We don’t have a day on which to commemorate the death of Mary, the Mother of Jesus. Her son died. I assume she did also. What we have instead is this day to celebrate her transition, her transformation, her full participation in the resurrection of her Son. But just as his Resurrection would lack meaning without the life and death that preceded it, so would Mary’s.
So, like my session with my friends who described their mother’s life, we might reflect on the scattered images, incomplete as they are, we have of Mary’s life. What image comes to your mind when you think of Mary, the mother of Jesus? Here are just ten I’ve gathered from the Gospels of Matthew, Luke, and the Acts of the Apostles:
*A confused, pregnant teenager…with courage to believe and accept that her condition was God’s will
*A young woman in late-stage pregnancy having to travel to Jerusalem to fulfill the required Roman census
*A new mother giving birth in a barn shared with animals
*A frightened parent fleeing into Egypt due to alarming threats to her baby
*Again a frightened parent, twelve years later, having completed the annual Passover in Jerusalem and traveled for full a day toward home in Nazareth, to finding him missing
*A relieved but confused mother, after three days of searching, finding him teaching elders in the temple
*Having him, in his 30s, begin preaching in his home town of Nazareth and elsewhere to mixed reactions–some enthusiastic, some hostile.
*Frightened to learn he had been arrested, imprisoned and then condemned to die by the horrors of crucifixion
*Standing at Golgotha and seeing him die in agony while he struggled to put her under the care of his disciple John
*After his death, gathered in the Upper Room with his followers, praying fervently…where after three days he suddenly appeared to them.
Who can identify with her? Pregnant young women who feel alone and scared can. Women who must travel and give birth to their babies in terrible circumstances can. Parents fleeing persecution and seeking refuge in other countries can. Parents of a lost child can. Parents of an incarcerated son or daughter can. Parents of an executed son can.

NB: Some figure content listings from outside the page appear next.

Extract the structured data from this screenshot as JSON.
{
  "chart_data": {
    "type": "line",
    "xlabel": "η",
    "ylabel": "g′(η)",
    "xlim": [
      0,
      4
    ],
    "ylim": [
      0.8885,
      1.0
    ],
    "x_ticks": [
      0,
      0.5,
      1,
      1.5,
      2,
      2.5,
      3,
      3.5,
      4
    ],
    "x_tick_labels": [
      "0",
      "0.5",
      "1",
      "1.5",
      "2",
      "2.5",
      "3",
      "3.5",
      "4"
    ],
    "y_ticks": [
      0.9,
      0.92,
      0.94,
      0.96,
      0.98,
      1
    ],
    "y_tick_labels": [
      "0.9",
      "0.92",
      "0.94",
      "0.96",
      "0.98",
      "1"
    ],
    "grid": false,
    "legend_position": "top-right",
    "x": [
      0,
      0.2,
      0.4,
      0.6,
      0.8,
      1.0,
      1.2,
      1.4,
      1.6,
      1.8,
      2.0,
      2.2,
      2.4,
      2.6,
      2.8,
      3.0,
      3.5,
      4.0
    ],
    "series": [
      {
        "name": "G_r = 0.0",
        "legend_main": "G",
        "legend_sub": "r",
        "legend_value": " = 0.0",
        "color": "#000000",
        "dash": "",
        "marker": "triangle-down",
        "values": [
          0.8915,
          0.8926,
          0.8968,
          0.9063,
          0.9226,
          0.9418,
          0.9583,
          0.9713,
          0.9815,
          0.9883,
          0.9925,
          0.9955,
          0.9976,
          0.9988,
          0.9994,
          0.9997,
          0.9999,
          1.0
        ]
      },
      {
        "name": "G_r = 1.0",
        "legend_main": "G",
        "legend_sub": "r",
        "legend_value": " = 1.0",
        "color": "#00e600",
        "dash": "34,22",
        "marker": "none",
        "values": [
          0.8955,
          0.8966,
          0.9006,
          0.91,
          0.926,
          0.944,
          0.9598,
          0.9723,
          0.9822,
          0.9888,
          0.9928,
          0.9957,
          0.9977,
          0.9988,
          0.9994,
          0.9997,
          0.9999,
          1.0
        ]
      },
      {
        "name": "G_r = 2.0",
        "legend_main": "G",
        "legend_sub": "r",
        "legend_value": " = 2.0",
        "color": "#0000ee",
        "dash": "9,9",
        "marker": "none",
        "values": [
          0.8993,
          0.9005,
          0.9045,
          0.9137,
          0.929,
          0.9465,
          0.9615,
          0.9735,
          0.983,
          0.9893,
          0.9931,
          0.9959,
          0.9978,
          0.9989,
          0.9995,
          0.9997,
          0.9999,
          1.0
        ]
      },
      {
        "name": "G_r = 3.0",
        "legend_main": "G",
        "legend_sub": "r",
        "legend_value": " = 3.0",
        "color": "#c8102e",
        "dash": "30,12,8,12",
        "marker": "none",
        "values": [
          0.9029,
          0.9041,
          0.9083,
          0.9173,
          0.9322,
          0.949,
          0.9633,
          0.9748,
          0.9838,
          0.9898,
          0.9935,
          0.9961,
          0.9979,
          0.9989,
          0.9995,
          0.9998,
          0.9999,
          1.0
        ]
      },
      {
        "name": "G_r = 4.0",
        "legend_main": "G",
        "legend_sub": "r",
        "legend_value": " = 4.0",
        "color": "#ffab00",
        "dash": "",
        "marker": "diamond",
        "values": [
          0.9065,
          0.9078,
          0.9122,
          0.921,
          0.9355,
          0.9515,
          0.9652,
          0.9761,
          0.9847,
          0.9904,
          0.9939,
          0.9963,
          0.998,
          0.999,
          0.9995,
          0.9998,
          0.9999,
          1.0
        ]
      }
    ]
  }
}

The celebration today has its roots in all these experiences of Mary’s life. The mystery of her assumption opens a perspective beyond anything we have experienced. It is linked with the Gospel reading of this Sunday, the 20th in Ordinary Time, in which Jesus says, “The truth of the matter is…Those who eat my flesh and drink my blood have eternal life, and I will raise them up on the last day. For my flesh is real food and my blood is real drink. Everyone who eats my flesh and drinks my blood lives in me and I live in them….So those who feed on me will have life because of me.”
Today’s celebration is about life. It’s about death. It’s about ongoing, transformed life.
Those who seek to know and love Jesus often experience a bond with his mother. Many of us experience her as our mother. We rely on the conviction that Mary can help us be the followers of her Son that we want to be.
Despite all we don’t know or understand about Mary’s Assumption, we have her example and intercession as we seek to surrender ourselves daily with a total “Yes, Thy will be done.” We too are called to be temples of the Holy Spirit of God. As baffling and unlikely as this seems, how do we respond? Mother Mary, help us to respond as you did.